Algarve animal activists are celebrating what they thought was impossible. The recovery of yet another purebreed dog stolen by an insidious nationwide network of thieves making money from the worst kind of puppy farming.
“Eddie” (his name has been changed for issues of safety) was wrestled back from his captors at midnight on February 27.
He had been missing for eight days. He was “hungry and thirsty and very tired. He was chained and still wearing the collar he had on when he disappeared”.
For all kinds of reasons, the Resident cannot name the people who tracked Eddie down and ‘stole him back’ as they were helped from the inside of the criminal network, and are certain there would be repercussions on their contacts.
But the bottom line is that good-looking Algarve animals – as much as any others throughout the country – are being taken whenever they can be ‘easily found’ and used to breed.
Their captors then sell the puppies, keeping the stolen parents as “breeding machines” which often have “many litters, are tied down, kept in small cages or on chains, are badly fed and suffer terribly”.
The microchip system, tragically, is failing many cases.

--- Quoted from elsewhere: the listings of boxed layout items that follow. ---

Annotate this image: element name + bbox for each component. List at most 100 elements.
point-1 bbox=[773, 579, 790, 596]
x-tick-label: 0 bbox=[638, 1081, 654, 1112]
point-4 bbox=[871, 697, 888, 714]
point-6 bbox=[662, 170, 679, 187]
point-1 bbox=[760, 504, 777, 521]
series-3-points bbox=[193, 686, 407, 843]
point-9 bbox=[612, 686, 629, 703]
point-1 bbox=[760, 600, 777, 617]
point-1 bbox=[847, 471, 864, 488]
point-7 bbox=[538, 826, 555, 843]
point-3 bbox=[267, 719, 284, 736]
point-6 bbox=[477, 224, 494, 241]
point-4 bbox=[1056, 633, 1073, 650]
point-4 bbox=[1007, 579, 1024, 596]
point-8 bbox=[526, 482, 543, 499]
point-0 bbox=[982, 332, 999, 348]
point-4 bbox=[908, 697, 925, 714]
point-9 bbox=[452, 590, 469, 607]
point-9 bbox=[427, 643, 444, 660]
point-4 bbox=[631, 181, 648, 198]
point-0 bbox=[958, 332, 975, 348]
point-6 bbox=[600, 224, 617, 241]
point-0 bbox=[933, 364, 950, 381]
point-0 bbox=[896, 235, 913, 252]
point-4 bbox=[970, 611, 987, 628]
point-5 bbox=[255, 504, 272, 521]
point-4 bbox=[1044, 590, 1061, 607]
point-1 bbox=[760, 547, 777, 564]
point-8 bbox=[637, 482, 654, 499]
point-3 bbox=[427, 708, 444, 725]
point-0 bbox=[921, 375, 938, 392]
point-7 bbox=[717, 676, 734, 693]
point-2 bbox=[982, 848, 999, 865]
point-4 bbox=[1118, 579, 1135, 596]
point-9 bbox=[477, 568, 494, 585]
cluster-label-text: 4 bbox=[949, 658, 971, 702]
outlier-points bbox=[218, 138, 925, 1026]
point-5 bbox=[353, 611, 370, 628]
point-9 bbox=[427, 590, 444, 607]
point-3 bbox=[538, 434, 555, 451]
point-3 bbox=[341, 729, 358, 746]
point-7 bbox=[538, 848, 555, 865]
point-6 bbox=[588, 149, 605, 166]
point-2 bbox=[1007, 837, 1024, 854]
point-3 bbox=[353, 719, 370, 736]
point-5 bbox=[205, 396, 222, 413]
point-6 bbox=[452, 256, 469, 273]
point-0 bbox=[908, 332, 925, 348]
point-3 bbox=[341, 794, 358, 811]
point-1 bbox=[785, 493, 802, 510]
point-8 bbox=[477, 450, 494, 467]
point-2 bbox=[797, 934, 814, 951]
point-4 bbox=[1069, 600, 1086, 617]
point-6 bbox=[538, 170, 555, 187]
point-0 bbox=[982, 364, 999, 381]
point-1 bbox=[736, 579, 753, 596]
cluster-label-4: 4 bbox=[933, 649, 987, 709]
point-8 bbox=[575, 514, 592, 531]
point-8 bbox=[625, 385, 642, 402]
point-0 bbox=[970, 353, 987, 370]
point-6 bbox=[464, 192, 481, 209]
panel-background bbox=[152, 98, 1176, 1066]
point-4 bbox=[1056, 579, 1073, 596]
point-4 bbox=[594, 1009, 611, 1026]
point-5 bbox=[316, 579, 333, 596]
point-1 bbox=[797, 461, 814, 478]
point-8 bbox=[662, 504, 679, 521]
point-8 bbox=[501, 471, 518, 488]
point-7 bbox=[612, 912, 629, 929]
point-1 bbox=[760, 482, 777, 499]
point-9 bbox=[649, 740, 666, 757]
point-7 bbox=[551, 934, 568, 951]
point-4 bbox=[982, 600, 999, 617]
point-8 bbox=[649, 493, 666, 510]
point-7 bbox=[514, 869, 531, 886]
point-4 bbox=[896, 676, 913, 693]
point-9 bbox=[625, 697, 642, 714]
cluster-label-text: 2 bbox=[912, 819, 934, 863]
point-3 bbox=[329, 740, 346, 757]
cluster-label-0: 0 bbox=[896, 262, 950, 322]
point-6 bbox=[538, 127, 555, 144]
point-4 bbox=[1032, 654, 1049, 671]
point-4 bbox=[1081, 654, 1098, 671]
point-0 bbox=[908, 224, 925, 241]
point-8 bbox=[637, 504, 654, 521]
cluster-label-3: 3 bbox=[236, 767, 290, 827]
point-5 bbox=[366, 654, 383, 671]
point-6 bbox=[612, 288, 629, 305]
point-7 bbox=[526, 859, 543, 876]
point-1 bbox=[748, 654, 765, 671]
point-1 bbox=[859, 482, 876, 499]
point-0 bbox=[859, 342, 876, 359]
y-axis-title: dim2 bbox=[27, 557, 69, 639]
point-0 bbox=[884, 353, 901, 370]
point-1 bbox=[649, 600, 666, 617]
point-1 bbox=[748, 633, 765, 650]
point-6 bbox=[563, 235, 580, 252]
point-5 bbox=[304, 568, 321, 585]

Some dog owners chip their animals thinking the information goes straight onto a database, which doesn’t always happen. Most vets do insert details themselves, but others leave it to parish council ‘juntas’ to do so once the owners have officially registered their dogs – which, of course, many do not do, usually through ignorance, say our contacts.
And as a veterinary clinic in Lagos, added, there are two microchip databases in Portugal to confuse the issue: one (SIRA) onto which they insert automatically after chipping a dog, and one (SICAFE) run by the State to which they don’t have access.
As one of the heroines in this story involving hours of sleuthing told us: “Our bottom-line message to all animal owners, particularly owners of pure breeds, is ‘do not let your animals roam’.
Eddie had been “moved around” to make it harder for him to be traced, and quite a bit of money had to change hands before he was finally handed over to his distraught owners who travelled with rescuers and risked their own safety to recover him.
“It was a very dangerous and expensive rescue”, said the leader of the group that is now searching for other lost dogs. “The owners are not wealthy and it was a huge sacrifice for them to have to pay to get their baby back, but sadly there was no other way. He would have disappeared forever otherwise”.
The group added that “until police who know this is happening start raiding these people’s properties and rounding up dogs that are in them, we won’t see many results like Eddie’s”.
The Resident approached the GNR’s environmental arm SEPNA, in charge of animal work, last week. We were told to put our queries in writing (which we did) and six days on we have still not received any reply, even though we were assured at the outset that we would.